Rep. John Boehner is right: The climate bill is a “piece of sh*t” (that family-values crowd sure has a way with words). But not for the reasons that Orange John asserts. But because the thing is so weak as to make it ridiculous. Here’s an assessment of the bill by Dennis Kucinich:
The bill allows two billion tons of carbon dioxide a year, roughly equivalent to 30 percent of all US greenhouse gas emissions. Supporters of the bill point out that coal use will increase by 2020, because electric utilities will continue to use dirty coal, the prime source of pollution. With two billion tons of offsets per year, we’re told electric utilities will reduce carbon emissions at places other than their generating plants. So they really don’t have to actually decrease their emissions, and coal-fired CO2 emissions will increase through 2025. No wonder there are twenty-six active coal plant applications. Increased CO2 emissions will be our gift to the next generation. Apparently, the planet is not melting; with this bill, it’s just getting better for polluters.
But even something like this nearly didn’t get through the House and now is facing an uphill battle in the Senate. And Republicans are actually doing the chicken dance thinking they have a great anti-Obama issue for the midterms!
Let’s get the rogue’s gallery straight here. The bill stinks because the deniers have spooked everyone else. Democrats and Obama are at the point of being happy with much less than half a loaf. None of them, of course, would be the problem if this issue were important to us. But it isn’t. It’s much easier to whip people up over taxes. It would take an intense project of public education to help people connect all these dots.
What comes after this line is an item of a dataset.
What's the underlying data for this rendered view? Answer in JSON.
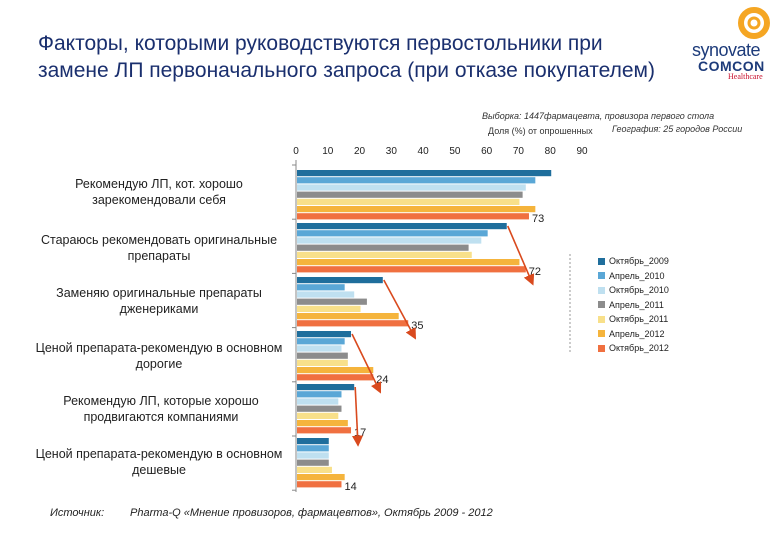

This from Paul Krugman yesterday referring to the House debate:
Indeed, if there was a defining moment in Friday’s debate, it was the declaration by Representative Paul Broun of Georgia that climate change is nothing but a “hoax” that has been “perpetrated out of the scientific community.” I’d call this a crazy conspiracy theory, but doing so would actually be unfair to crazy conspiracy theorists. After all, to believe that global warming is a hoax you have to believe in a vast cabal consisting of thousands of scientists — a cabal so powerful that it has managed to create false records on everything from global temperatures to Arctic sea ice.
Yet Mr. Broun’s declaration was met with applause.
Given this contempt for hard science, I’m almost reluctant to mention the deniers’ dishonesty on matters economic. But in addition to rejecting climate science, the opponents of the climate bill made a point of misrepresenting the results of studies of the bill’s economic impact, which all suggest that the cost will be relatively low.
Still, is it fair to call climate denial a form of treason? Isn’t it politics as usual?
Yes, it is — and that’s why it’s unforgivable.
As Pogo said, “We have met the enemy and he is us.”